“She bent her chin to her chest. She mumbled something I did not catch. It sounded like, ‘Shame on us all for not having stopped it.'”
“Sorry for not knowing. Sorry for being forty-five years old and not knowing.”
Oh, this book is so sad. So, so good but so, so sad. I read it in about twenty four hours, then immediately gave my copy to a friend. I will never be able to bring myself to reread it, but I know it will stick with me.

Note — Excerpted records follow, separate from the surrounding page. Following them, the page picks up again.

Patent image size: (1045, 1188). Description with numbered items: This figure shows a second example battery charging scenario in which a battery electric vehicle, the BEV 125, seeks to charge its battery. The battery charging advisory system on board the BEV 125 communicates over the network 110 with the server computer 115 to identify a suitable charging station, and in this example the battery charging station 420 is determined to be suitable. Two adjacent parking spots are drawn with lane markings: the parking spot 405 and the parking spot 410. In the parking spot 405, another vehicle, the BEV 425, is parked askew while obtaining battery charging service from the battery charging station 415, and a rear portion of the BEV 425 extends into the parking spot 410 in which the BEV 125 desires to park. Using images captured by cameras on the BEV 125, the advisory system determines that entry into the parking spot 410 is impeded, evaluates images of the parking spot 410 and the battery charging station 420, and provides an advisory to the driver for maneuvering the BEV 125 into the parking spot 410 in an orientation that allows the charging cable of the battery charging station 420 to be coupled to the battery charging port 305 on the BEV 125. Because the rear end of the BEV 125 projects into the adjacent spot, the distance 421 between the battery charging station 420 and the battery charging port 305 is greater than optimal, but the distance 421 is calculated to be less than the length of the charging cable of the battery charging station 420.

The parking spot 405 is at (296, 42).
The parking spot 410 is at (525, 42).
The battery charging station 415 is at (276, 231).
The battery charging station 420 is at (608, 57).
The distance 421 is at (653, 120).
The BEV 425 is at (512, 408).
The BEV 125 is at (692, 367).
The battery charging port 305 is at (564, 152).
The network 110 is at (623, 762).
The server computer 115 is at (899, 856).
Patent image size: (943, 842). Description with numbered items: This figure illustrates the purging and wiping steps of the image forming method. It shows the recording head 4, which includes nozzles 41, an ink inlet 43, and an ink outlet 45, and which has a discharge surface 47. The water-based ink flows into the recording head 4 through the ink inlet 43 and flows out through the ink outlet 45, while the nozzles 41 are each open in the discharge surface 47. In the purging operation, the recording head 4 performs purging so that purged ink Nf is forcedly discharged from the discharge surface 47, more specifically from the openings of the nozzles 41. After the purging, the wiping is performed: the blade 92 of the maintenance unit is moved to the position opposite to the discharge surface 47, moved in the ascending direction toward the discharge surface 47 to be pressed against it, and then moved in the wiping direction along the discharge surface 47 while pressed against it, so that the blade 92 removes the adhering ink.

Julia Jarmond is an American journalist who has been living in France for half her life. She’s married to an asshole named Bertrand, and has an unhappy marriage, but who cares because the real story is Sarah. Sarah was ten years old in 1942, and her family was part of the Vel’ d’Hiv’ Roundup, in which 13,000 Jews were arrested by the French police (under Nazi orders), forced into a stadium for weeks, then separated and sent to camps to be killed. The raid collected mostly women and children. The really horrible part (as if this isn’t horrible enough), is that Sarah, thinking her family would be right back home, locks her four year old brother into a cabinet at home in order to protect him.
In 2002, for the sixtieth anniversary of the event, Julia begins researching the Vel’ d’Hiv’ Roundup. She discovers Sarah’s story, and her own family’s connection to it. She pisses a lot of people off in the meantime, because who really wants to be reminded of such a thing? But she becomes determined to follow it through to the end.
Like I said, it’s sad. But it’s a good story. Like Julia in the book, and most people, I would suspect, I’d never heard of the Vel’ d’Hiv’ Roundup. And I was a history major who took an entire class devoted to the Holocaust. But like Julia, I think it’s important that we learn all we can about what happened, rather than sweep it under the rug. It wasn’t until 1995 that a French president even acknowledged the French government’s role in Vel’ d’Hiv’. Sarah’s Key does an excellent job of educating the reader about the event, and personalizing it through Sarah’s particular story.